In Daniel Bach’s Ph.D. research using the advanced computational power of High Performance Computing (HPC) through UCloud, the research is able to delve into the vast textual content found within online communities, such as the anonymous imageboard 4chan’s politically incorrect (/pol/) section. On this platform, myriad posts, numbering into hundreds of millions, are continually generated, presenting an enigmatic digital landscape that unfolds in real-time. Sifting through this sea of data and discerning meaningful patterns and communities within it presents an extraordinary challenge – one that would be insurmountable without HPC.
The complexity and scale of the problem necessitate the application of sophisticated Natural Language Processing (NLP) techniques. These methods, typically resource-intensive, lend themselves to HPC’s computational prowess. In particular, text classification and clustering algorithms play a crucial role in the exploration of this vast dataset.
Through text classification, each thread on the board is analysed and categorised according to its characteristics. This includes, for instance, identifying ‘general’ threads that recur with similar themes, and distinguishing them from non-general threads. For such a large dataset, this approach requires not just advanced machine learning algorithms, but also the computational power of an HPC to process, train, and apply these models.

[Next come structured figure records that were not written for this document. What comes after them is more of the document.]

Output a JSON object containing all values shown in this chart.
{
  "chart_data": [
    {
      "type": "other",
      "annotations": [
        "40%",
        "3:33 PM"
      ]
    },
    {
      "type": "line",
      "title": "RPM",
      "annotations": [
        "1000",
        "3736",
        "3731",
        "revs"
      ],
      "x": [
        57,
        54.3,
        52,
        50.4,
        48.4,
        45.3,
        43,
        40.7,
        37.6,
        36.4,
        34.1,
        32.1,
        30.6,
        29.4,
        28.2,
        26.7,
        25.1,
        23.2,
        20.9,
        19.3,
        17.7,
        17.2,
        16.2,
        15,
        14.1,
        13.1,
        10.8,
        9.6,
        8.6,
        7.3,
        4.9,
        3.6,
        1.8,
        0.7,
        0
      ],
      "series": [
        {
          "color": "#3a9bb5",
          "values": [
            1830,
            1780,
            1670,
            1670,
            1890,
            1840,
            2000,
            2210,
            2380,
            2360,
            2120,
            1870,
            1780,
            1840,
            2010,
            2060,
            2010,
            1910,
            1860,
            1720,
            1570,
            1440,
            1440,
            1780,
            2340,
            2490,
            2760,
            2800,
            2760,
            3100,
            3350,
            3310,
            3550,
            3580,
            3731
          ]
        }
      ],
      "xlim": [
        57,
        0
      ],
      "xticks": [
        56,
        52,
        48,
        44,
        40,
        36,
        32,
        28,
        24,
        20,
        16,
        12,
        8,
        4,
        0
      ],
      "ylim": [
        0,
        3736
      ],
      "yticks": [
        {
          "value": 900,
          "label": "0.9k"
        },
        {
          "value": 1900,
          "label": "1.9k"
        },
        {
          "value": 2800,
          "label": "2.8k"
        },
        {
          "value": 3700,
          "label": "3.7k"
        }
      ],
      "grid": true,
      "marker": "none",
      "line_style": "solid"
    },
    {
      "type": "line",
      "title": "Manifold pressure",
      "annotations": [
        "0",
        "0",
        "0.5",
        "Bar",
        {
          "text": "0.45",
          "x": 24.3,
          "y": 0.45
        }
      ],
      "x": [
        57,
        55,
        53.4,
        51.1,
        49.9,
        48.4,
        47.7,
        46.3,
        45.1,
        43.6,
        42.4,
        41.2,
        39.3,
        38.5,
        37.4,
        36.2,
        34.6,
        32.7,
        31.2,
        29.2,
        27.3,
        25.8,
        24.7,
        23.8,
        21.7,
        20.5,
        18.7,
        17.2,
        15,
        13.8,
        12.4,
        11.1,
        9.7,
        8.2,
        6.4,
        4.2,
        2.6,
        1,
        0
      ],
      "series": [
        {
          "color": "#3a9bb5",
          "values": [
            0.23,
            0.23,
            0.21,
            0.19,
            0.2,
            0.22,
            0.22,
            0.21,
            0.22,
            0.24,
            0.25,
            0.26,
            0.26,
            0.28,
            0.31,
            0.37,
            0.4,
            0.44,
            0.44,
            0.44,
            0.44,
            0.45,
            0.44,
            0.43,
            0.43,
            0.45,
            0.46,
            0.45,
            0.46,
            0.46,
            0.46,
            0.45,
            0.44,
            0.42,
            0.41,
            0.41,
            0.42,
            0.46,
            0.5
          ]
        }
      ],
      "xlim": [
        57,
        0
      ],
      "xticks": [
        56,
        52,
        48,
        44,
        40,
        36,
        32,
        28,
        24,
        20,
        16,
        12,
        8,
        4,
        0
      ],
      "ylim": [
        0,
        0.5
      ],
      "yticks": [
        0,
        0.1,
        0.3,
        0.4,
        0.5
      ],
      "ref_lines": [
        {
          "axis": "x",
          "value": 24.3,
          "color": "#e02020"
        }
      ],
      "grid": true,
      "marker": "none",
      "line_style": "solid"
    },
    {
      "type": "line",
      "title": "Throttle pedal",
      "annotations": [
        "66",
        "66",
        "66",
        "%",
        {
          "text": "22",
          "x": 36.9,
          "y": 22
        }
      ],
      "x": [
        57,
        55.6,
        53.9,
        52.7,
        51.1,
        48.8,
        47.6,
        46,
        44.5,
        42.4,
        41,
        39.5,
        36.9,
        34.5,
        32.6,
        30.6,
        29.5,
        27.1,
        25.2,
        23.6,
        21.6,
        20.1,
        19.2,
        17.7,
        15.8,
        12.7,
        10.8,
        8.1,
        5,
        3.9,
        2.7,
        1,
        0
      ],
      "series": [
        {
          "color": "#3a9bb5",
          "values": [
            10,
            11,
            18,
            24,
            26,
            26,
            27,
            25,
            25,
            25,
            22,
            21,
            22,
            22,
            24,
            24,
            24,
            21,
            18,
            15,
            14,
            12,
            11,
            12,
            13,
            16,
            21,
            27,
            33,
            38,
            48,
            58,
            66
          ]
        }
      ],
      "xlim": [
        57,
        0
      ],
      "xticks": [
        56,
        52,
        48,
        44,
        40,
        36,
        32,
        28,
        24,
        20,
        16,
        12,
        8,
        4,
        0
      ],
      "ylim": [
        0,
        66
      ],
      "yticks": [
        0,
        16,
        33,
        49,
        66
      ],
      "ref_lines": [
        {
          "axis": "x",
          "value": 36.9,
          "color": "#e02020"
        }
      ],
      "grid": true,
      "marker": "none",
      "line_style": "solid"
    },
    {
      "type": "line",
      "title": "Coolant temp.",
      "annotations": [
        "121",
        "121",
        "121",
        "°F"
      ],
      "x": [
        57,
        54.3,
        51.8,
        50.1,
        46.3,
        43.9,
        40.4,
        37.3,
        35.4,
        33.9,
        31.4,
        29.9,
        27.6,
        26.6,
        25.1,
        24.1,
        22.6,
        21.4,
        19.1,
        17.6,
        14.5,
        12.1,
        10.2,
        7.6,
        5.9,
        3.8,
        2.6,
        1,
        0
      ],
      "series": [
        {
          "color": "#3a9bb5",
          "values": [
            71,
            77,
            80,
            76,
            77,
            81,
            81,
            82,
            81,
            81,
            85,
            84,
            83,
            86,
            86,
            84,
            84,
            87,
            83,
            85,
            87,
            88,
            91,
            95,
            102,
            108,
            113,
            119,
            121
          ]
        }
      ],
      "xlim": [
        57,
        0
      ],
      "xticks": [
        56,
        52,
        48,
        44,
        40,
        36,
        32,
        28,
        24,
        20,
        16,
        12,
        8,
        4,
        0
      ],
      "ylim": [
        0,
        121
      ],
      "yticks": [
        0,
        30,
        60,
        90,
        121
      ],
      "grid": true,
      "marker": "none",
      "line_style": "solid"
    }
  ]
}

While the above approach offers a comprehensive ‘bird’s eye view’ of the platform, integrating it with ethnographic methods allows us to ground these findings within the lived experiences of the users. By corroborating the findings of the NLP analysis with insights from ethnographic observations, researchers can ensure the detected patterns and communities are not just statistical artifacts but represent genuine social phenomena on the platform.
Such a combined approach is particularly useful when exploring phenomena like QAnon, which first emerged on these very imageboards. QAnon’s rise, despite its sprawling and often contradictory narrative, demonstrates the power of such communities in shaping real-world events and beliefs. By identifying the communities where similar language use is prevalent, and understanding their social dynamics through an ethnographic lens, researchers can shed light on how such movements germinate, gain momentum, and, ultimately, spill over into broader public consciousness.
Hence, the fusion of HPC-powered NLP and ethnographic research presents an invaluable toolset for the exploration and understanding of vast and fast-moving digital platforms like 4chan. The speed, scale, and complexity of these platforms require the sheer computational might and advanced algorithms only available through HPC. The insights gathered from this work are not just critical in understanding these particular platforms, but also offer a framework to investigate other large-scale digital social landscapes. As online platforms continue to grow and evolve, the importance of such HPC-enabled research will only become more pronounced.